Product Overview
This 4th edition is a major revision of Vol. II of the leading two-volume dynamic programming textbook by Bertsekas, and contains a substantial amount of new material, as well as
a reorganization of old material. The length has increased by more than 60% from the third edition, and
most of the old material has been restructured and/or revised. Volume II now numbers more than 700 pages and is larger in size than Vol. I. It can arguably be viewed as a new book!
Approximate DP has become the central focal point of Vol. II, and occupies more than half of the book (the last two chapters, and large parts of Chapters 1-3). Thus one may also view Vol. II as a followup of the author's 1996 book ``Neuro-Dynamic Programming (coauthored with John Tsitsiklis). The present book focuses to a great extent
on new research that became available after 1996. On the other hand, the textbook style of the book has been preserved, and some material has been explained at an intuitive or informal level, while referring to the journal literature or the Neuro-Dynamic Programming book for a more mathematical treatment.

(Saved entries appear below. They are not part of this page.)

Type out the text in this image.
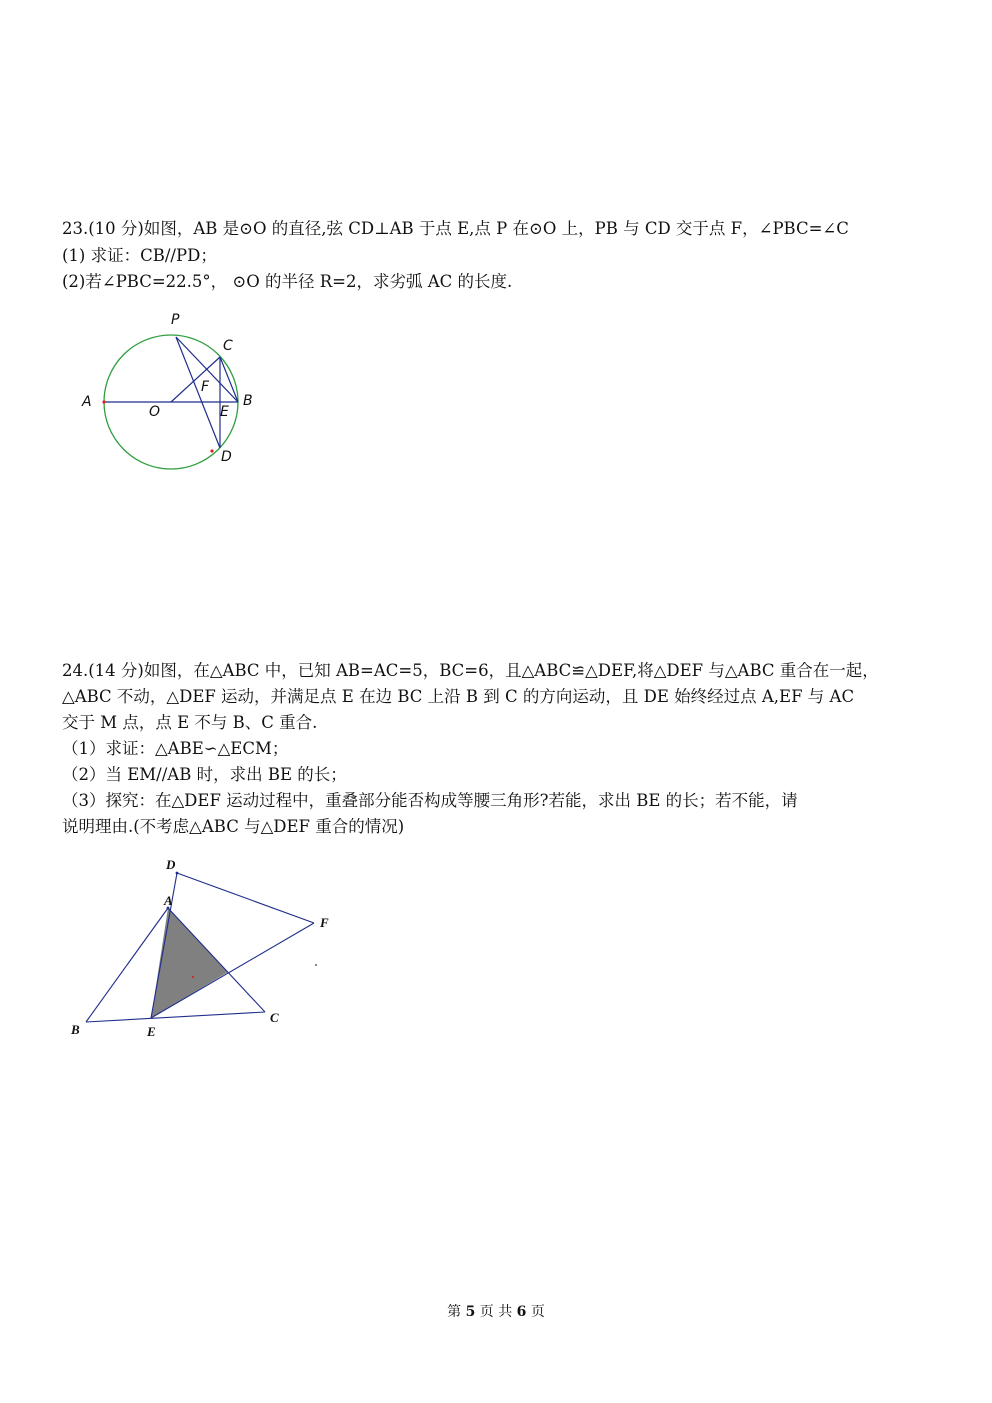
23.(10 分)如图，AB 是⊙O 的直径,弦 CD⊥AB 于点 E,点 P 在⊙O 上，PB 与 CD 交于点 F，∠PBC=∠C

(1) 求证：CB//PD；

(2)若∠PBC=22.5°， ⊙O 的半径 R=2，求劣弧 AC 的长度.

P
C
F
A
O	E
B
D

24.(14 分)如图，在△ABC 中，已知 AB=AC=5，BC=6，且△ABC≌△DEF,将△DEF 与△ABC 重合在一起，

△ABC 不动，△DEF 运动，并满足点 E 在边 BC 上沿 B 到 C 的方向运动，且 DE 始终经过点 A,EF 与 AC

交于 M 点，点 E 不与 B、C 重合.

（1）求证：△ABE∽△ECM；

（2）当 EM//AB 时，求出 BE 的长；

（3）探究：在△DEF 运动过程中，重叠部分能否构成等腰三角形?若能，求出 BE 的长；若不能，请

说明理由.(不考虑△ABC 与△DEF 重合的情况)

D
A
F
B	E
C
第 5 页 共 6 页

As the book's focus shifted, increased emphasis was placed on new or recent research in approximate DP and simulation-based methods, as well as on asynchronous iterative methods, in view of the central role of simulation, which is by nature asynchronous. A lot of this material is an outgrowth of research conducted in the six years since the previous edition. Some of the highlights, in the order appearing in the book, are:
(a) A broad spectrum of simulation-based, approximate value iteration, policy iteration, and Q-learning methods based on projected equations and aggregation.
(b) New policy iteration and Q-learning algorithms for stochastic shortest path problems with improper policies.
(c) Reliable Q-learning algorithms for optimistic policy iteration.
(d) New simulation techniques for multistep methods, such as geometric and free-form sampling, based on generalized weighted Bellman equations.
(e) Computational methods for generalized/abstract discounted DP, including convergence analysis and error bounds for approximations.
(f) Monte Carlo linear algebra methods, which extend the approximate DP methodology to broadly applicable problems involving large-scale regression and systems of linear equations.
The book includes a substantial number of examples, and exercises, detailed solutions of many of which are posted on the internet. It was developed through teaching graduate courses at M.I.T., and is supported by a large amount of educational material, such as slides and videos, posted at the MIT Open Courseware, the author's, and the publisher's web sites.
Contents: 1. Discounted Problems - Theory. 2. Discounted Problems - Computational Methods. 3.
Stochastic Shortest Path Problems. 4. Undiscounted Problems. 5. Average Cost per Stage Problems. 6. Approximate Dynamic Programming - Discounted Models. 7. Approximate Dynamic Programming - Nondiscounted Models and Generalizations.